The school district has placed Kathleen Krier, Palo Alto High School computer science teacher and head robotics coach, on paid leave following concerns about her behavior, voiced by members of the robotics team.
She was placed on administrative leave on Friday "to provide the time and space needed to thoroughly investigate concerns expressed by students and parents," Superintendent Don Austin said. He declined to provide further detail, citing the confidentiality of personnel decisions.
In the meantime, the robotics club will be shut down temporarily, per a recommendation from Paly Principal Adam Paulson, Austin said.
Robotics students and parents came to last Tuesday's school board meeting to air grievances about Krier, who they described as clashing with students — sometimes inappropriately, from their perspective — over new rules for the largely student-run robotics lab.
Reached by email on Saturday morning, robotics co-captain Jennifer Xu said the team had not been informed about Krier being placed on administrative leave nor the program
being temporarily shut down. Paly Assistant Principal Tom Keating informed the students that the lab would be closed this week for a safety review, she said.
Austin said that the administration is working to address "holdover" safety issues in the campus lab, including by bringing in an outside insurance firm to conduct a safety audit. A scheduled visit from Torrance-based Keenan and Associates has been moved up from the end of the month to this Wednesday, Austin said.
He was not aware whether Krier, who started at Paly this fall after teaching computer science at Monte Vista High School in Danville, had been disciplined in her previous teaching job. He could not confirm whether Paly or the district office has received complaints about her conduct other than from robotics students and parents.

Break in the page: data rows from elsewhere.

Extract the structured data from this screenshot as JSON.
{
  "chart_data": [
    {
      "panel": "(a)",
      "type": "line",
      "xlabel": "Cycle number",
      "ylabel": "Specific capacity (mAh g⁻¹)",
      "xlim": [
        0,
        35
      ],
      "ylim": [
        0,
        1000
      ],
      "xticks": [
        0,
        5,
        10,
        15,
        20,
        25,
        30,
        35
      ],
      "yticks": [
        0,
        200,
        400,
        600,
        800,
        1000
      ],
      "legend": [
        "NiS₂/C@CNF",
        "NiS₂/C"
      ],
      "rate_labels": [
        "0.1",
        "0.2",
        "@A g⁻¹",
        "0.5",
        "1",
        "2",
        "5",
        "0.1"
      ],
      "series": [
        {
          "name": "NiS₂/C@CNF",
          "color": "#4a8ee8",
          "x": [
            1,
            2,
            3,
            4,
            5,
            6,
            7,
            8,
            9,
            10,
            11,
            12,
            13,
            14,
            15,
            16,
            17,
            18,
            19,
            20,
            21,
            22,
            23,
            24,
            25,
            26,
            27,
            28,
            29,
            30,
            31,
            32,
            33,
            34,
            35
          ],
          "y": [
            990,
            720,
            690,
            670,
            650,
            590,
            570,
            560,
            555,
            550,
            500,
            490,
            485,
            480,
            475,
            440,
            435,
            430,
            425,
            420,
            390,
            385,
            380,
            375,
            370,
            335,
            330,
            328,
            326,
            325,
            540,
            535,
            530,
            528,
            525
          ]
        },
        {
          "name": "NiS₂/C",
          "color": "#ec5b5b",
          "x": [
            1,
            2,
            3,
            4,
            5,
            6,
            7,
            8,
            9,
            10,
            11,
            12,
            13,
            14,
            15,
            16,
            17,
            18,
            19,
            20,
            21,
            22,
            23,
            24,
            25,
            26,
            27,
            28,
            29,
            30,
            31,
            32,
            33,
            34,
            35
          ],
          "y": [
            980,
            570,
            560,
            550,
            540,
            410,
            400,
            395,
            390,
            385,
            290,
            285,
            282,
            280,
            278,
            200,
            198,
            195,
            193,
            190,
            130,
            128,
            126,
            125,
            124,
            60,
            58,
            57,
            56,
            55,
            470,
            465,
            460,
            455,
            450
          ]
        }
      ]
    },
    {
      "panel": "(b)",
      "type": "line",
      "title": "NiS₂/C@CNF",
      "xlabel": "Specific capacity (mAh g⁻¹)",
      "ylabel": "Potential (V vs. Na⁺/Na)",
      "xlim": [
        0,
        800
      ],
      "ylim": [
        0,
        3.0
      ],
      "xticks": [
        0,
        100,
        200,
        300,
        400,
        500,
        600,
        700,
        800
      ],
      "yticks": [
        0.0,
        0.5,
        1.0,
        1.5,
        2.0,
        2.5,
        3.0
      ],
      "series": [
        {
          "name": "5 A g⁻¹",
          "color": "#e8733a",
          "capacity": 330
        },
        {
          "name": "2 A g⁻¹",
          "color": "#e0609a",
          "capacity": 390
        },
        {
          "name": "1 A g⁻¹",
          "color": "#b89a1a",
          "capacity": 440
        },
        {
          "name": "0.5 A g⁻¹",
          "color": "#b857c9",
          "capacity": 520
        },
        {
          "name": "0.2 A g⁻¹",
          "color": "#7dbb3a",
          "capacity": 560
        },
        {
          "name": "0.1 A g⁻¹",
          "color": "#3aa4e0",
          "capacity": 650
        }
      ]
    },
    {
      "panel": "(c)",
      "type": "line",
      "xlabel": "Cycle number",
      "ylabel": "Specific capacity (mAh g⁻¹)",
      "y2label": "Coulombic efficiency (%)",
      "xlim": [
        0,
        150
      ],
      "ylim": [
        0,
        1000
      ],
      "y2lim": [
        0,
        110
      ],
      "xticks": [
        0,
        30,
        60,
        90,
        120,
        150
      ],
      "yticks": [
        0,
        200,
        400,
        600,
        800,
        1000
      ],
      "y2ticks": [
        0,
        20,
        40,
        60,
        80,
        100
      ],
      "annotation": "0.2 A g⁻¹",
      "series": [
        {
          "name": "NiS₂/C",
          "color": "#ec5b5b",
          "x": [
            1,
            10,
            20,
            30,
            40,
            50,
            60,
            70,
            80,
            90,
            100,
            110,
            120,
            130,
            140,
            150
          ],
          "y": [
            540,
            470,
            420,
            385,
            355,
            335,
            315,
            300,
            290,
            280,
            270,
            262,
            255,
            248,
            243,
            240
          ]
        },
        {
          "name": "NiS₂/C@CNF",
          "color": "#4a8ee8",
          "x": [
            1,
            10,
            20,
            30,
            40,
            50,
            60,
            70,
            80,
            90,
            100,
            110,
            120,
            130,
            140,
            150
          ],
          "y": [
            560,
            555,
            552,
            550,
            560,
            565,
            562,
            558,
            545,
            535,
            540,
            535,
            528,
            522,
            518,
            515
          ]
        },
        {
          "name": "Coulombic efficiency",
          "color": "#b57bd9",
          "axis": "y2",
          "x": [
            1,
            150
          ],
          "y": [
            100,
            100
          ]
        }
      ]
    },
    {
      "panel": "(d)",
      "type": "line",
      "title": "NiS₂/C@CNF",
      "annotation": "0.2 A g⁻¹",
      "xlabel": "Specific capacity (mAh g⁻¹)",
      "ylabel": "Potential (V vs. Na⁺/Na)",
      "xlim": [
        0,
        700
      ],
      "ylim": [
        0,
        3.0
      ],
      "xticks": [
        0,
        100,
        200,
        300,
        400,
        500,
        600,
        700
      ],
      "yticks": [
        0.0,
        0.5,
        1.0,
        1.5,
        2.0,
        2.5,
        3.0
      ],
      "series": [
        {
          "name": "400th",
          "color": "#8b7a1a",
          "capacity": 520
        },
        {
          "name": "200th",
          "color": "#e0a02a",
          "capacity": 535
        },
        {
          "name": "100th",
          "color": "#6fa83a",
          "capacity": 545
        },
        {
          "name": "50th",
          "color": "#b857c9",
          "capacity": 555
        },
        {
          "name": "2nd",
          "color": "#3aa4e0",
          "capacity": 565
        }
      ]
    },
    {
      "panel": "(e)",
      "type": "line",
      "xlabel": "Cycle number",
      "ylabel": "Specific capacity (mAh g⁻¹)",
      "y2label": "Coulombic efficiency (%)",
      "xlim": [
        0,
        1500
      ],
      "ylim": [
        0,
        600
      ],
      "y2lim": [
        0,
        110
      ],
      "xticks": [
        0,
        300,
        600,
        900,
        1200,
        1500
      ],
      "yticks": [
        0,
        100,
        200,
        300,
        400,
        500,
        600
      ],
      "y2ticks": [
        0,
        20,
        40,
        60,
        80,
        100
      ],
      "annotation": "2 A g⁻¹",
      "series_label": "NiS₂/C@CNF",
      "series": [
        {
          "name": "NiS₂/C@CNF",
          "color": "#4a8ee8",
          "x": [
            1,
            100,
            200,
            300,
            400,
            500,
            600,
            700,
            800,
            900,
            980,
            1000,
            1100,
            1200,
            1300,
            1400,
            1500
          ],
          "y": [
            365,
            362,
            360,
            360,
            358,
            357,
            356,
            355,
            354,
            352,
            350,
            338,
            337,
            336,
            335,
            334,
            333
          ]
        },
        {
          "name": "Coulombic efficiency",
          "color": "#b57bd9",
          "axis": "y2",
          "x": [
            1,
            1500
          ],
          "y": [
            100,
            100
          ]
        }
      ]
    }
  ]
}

Krier has not responded to questions from the Palo Alto Weekly. She told student news outlet The Paly Voice that robotics students had previously "casually" followed safety practices, including those related to eye, hair and bodily protection, and that supervision was lacking in the lab.
"From my background, we require always a teacher or somebody with a certificated credential to be in the room, and then add mentors and parents on top of that," Krier told The Paly Voice, "whereas the past practice allowed parents to come and supervise without a certificated person."
"This isn't Starbucks. It's a machine shop," she said.
Robotics students have said they were willing to work with Krier on safety improvements but their attempts to do so were "ignored or taken as personal attacks," according to a statement signed by 22 of the 72 team members.
On behalf of the team, co-captain Xu filed last month a formal complaint about Krier's conduct through the district's Uniform Complaint Procedure (UCP).
Devin Ardeshna, a 2018 Paly graduate and former robotics team captain, filed another UCP complaint on Thursday alleging Krier has violated policies on discrimination, harassment and staff conduct. Part of his complaint, which is based on third-hand information of incidents in the lab, details concerns about Krier's efforts to recruit a more diverse range of students, which he said "put students of other ethnicities at a disadvantage."
Ardeshna said he hopes his complaint prompts a dialogue between the district's Title IX compliance officer and current robotics students.
Xu echoed that in an email to the Weekly: "We really want to see the Paly administration open up to our concerns and would like to start a transparent and constructive dialogue to do what’s best for the robotics students."
Austin said pausing the robotics program is "very short term" and that Keating will be meeting with students and parents next week to discuss next steps.
"It's clearly a highly valued, complex, sophisticated program," Austin said. "We want to get this all right."